An Answer to the Coming Age Wave
Jamie's Corner: Chapter Twenty-One
October 23, 2025
By Jamie Towey
Apparently mental math practice is an effective way to stave off cognitive decline. So, let’s do a math exercise together.
Imagine two groups of people. In the first group, each person puts $10 into a pot. The second group then takes that pot of money and divides it evenly amongst themselves. Let’s take a look at three scenarios and determine which one results in the most money per person in the second group:
In Scenario A, the first group has ten people and the second group has five people.
In Scenario B, the first group has ten people and the second group has ten people.
In Scenario C, the first group has five people and the second group has ten people.
Which scenario results in the most money per person?
| Scenario A | Scenario B | Scenario C |
| (10 x $10) / 5 = $20 | (10 x $10) / 10 = $10 | (5 x $10) / 10 = $5 |
Easy, right? Scenario A.
75 years ago, Scenario A or B is what America thought elder care would look like; Scenario C is what we’re staring at within the next decade.
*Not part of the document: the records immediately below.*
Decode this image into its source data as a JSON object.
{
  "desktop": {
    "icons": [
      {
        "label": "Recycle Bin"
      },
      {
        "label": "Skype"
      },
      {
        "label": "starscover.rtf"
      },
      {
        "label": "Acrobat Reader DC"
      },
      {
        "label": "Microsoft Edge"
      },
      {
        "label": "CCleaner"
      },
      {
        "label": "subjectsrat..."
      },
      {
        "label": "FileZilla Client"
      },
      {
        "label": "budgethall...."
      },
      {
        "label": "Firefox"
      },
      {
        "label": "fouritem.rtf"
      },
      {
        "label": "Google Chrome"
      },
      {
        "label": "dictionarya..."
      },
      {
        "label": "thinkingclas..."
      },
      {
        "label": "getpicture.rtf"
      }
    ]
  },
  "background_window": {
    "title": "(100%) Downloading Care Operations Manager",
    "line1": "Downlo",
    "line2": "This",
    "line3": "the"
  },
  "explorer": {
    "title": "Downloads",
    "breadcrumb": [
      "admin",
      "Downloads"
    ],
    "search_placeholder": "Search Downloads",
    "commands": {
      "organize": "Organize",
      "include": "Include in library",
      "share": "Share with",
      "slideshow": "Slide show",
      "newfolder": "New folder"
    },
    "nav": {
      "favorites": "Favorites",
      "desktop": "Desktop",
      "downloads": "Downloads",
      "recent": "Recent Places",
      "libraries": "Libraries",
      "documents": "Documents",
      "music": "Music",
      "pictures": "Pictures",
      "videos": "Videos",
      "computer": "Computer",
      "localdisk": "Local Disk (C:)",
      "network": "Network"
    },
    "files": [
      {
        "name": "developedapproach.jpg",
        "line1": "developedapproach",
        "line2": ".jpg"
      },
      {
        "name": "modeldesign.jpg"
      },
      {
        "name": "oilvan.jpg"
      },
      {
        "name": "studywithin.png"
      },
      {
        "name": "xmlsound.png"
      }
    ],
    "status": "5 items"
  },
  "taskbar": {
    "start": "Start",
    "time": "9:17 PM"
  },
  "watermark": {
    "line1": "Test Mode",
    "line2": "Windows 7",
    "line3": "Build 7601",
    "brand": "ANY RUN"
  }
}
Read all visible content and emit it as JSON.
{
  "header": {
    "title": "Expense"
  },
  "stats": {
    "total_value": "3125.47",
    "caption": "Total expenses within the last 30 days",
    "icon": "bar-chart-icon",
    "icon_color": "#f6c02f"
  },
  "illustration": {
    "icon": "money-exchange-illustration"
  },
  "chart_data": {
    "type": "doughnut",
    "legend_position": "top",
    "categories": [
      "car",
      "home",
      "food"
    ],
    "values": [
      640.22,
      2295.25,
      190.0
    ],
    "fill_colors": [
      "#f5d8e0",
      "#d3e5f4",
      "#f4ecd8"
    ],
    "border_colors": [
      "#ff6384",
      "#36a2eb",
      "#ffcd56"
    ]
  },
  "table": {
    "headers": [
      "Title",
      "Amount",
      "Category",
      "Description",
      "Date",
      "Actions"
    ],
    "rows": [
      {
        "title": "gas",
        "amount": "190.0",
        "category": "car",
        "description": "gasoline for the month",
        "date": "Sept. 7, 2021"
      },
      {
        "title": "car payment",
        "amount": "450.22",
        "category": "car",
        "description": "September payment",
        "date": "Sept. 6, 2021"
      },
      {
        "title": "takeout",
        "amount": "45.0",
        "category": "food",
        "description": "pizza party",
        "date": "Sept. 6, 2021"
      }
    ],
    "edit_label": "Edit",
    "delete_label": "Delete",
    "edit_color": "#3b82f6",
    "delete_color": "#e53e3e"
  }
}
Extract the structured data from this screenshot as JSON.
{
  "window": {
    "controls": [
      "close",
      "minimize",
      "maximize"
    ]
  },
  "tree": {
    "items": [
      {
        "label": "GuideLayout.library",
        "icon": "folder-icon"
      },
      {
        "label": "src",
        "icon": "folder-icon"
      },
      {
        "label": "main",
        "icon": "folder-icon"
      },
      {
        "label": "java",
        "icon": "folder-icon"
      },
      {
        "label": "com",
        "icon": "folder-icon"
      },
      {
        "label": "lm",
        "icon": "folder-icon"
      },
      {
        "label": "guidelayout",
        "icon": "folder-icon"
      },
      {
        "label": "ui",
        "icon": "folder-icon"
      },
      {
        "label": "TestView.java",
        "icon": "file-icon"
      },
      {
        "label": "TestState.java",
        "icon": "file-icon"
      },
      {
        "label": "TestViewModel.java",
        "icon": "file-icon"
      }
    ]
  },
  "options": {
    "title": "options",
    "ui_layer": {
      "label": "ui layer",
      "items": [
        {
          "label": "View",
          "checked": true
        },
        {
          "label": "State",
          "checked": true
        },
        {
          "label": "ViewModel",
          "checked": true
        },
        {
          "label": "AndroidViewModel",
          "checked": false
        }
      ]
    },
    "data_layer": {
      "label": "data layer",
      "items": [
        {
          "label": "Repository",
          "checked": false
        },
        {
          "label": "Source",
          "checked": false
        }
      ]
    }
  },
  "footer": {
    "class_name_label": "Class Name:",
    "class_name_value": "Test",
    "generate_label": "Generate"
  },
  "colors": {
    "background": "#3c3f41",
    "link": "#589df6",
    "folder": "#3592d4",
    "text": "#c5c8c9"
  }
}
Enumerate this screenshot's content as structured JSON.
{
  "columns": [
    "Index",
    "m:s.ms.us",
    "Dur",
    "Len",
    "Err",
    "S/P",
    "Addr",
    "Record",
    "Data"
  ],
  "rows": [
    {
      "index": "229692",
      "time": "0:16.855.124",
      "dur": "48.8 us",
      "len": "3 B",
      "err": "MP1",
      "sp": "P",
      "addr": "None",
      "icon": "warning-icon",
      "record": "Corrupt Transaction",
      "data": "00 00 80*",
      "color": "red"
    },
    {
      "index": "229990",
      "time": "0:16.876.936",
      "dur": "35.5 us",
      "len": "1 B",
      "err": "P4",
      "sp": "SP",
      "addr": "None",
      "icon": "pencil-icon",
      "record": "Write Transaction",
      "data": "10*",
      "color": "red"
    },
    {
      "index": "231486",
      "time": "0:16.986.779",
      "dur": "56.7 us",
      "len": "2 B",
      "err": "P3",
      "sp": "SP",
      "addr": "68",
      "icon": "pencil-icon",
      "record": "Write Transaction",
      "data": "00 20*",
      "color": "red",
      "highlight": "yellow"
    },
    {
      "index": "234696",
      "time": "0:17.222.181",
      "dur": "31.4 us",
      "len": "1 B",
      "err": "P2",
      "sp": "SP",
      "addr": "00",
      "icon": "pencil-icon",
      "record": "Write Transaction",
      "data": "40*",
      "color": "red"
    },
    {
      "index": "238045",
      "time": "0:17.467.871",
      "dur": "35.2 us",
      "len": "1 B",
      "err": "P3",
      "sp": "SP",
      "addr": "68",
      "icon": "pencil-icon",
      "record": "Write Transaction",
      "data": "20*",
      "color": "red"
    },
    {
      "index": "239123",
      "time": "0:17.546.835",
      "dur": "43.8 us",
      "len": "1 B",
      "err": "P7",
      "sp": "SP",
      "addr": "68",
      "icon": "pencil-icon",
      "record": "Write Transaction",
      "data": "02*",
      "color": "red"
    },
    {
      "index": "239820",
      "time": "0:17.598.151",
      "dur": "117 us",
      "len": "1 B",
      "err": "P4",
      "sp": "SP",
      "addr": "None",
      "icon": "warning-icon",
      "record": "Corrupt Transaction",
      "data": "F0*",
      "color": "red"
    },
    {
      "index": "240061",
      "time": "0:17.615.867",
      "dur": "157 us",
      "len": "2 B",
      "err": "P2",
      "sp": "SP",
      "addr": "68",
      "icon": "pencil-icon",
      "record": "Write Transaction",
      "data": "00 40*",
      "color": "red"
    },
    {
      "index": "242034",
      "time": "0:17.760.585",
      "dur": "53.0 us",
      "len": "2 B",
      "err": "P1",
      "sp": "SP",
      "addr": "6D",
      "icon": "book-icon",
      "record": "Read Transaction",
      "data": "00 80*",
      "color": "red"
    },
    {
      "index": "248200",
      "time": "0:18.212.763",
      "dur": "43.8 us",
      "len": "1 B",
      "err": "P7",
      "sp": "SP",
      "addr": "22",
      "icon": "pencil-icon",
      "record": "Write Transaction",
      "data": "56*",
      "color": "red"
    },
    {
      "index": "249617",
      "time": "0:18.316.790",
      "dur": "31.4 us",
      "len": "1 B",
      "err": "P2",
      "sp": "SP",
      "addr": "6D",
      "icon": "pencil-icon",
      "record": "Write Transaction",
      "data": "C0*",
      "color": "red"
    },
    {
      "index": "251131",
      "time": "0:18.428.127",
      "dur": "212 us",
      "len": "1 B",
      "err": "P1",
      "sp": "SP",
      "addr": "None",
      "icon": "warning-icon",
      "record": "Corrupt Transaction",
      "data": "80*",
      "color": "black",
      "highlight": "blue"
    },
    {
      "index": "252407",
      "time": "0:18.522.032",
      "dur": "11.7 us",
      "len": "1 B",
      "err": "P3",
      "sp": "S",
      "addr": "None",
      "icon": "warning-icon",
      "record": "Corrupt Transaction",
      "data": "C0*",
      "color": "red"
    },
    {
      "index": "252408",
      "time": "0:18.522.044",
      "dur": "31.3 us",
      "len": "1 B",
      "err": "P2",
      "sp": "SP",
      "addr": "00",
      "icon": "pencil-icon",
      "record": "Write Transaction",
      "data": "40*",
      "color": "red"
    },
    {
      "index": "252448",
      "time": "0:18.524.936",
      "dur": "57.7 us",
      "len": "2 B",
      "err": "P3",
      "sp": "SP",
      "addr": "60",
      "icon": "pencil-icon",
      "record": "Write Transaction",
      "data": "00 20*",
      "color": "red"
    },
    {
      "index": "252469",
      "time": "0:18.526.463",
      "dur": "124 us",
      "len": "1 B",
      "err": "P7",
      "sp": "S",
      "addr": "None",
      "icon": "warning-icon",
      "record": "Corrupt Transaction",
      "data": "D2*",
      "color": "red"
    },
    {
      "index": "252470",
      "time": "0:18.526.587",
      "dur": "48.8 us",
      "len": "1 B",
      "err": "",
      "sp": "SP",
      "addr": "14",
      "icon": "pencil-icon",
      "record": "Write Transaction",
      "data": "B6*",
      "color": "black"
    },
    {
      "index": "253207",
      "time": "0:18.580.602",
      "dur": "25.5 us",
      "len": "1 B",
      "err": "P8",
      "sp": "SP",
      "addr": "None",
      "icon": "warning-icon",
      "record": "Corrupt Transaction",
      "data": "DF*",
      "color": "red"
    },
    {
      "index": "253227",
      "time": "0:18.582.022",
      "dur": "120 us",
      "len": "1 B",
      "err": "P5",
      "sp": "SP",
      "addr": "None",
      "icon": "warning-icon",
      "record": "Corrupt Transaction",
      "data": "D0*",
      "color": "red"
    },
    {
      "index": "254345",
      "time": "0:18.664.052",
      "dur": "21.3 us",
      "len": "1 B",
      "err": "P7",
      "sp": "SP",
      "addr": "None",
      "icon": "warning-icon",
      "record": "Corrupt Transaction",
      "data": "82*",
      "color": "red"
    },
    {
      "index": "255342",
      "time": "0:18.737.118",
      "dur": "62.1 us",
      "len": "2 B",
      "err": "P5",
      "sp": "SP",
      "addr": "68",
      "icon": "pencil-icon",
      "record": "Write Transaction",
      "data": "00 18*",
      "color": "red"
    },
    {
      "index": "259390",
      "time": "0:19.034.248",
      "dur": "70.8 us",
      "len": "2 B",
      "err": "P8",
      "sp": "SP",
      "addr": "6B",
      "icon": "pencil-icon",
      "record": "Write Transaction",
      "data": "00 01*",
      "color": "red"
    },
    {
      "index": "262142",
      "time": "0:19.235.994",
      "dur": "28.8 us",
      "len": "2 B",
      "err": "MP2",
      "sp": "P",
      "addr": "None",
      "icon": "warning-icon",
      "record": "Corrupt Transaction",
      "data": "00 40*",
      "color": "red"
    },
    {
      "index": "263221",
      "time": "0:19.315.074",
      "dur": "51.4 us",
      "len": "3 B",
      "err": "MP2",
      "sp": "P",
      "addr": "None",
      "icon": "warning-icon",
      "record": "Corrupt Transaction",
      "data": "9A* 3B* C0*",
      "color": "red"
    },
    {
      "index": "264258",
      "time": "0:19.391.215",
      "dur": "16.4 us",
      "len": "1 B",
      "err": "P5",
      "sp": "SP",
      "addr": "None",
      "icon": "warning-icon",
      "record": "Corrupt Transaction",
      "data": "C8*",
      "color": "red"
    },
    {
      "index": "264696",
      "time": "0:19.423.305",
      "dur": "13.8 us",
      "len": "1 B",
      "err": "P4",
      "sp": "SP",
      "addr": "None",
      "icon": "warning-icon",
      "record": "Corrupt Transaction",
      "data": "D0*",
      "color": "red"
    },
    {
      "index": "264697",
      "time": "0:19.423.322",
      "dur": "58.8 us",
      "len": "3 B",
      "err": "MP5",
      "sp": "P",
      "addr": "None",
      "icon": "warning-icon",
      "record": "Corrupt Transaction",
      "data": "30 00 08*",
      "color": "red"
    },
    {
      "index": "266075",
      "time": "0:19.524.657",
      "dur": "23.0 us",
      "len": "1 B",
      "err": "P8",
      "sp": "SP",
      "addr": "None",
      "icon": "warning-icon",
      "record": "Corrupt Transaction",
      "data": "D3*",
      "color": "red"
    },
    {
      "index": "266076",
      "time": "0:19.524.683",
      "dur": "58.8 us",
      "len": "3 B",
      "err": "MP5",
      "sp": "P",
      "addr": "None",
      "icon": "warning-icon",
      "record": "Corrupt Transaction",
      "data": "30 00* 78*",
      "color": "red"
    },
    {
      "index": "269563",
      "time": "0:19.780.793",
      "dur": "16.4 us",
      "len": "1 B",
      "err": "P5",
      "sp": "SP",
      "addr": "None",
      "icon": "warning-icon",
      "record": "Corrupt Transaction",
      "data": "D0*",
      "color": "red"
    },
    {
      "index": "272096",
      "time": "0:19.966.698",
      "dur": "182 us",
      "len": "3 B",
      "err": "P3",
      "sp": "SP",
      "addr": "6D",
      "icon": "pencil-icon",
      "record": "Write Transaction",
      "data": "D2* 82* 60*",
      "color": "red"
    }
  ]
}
You don’t need to be a demographer or a mathematician to see our nation’s current social welfare programs like Social Security, Medicare and Medicaid are rapidly becoming unsustainable and very soon, insolvent. The number of young people in America is imploding and the number of seniors is exploding. In 25 years, America’s median age will be 41 years old! (For a riveting, but sobering documentary describing the population cliff we’re facing, the Netflix documentary “Birthgap” is on YouTube for a limited time. Watch it here.)
No matter what solutions are proposed, the math ain’t mathing, as Gen-Z would phrase it. Dramatically increase taxes? The government would financially cripple the younger generations and still fall short. Cut benefits? Benefits are scarce to begin with; additional cuts would leave millions of our elderly destitute. Politicians avoid hard choices because they’re politicians.
Government programs aren’t the entire answer, and they never can be. I think there’s another, better solution: us. We can each accept our responsibility to care for our country’s aging citizens in a personal, human, tangible way. And we can start in our own communities.
We have so many abandoned and unaccompanied elderly and we currently don’t have enough nurses and hospice workers to manage the coming influx of patients. So we must extol the beauty of service to others so that one day they can take on the challenge of caring for the elderly of the future who have no children. If we’re young, we must take our responsibility seriously as married couples to be fruitful and multiply. Medicare and Medicaid will remain obtuse and inefficient, so we must support local shelters, charities, and houses of worship that support the solitary shut-ins and the disabled.
What will happen if we don’t? I recently was discussing with someone Albert Brooks’ 2011 novel, 2030: The Real Story of What Happens to America. It’s a satirical work of dystopian fiction, but one of the key plot points is a growing hatred of “the olds,” which metastasizes into a wave of hate attacks by young people on the elderly. Satire, yes, but I see in my peers a growing resentment for the Baby Boom generation. The Internet is awash with “Okay, Boomer” content reframing the typical postwar American success narrative as mere Boomer pablum. There is real anger fueled by a narrative that the financial and cultural difficulties facing Millennials and Gen-Z now were deliberately engineered by their parents’ generation. We can argue all we want about this, but all it does is pit one group against another and get us nowhere. The answer is in simple human connection.
You can’t see someone as a villain if you’re by their bedside extending care. If we want to keep this demographic wave from unmooring our society, then young and old must clasp hands and see another person yearning to be loved. True compassion will shift our focus from a utilitarian one that charts dollars and cents to a community where we value the social ties that bind us with one another, where we respect each person’s innate dignity.
(The views expressed herein are those of the author and do not necessarily reflect the views of Aging with Dignity and/or its Board of Directors.)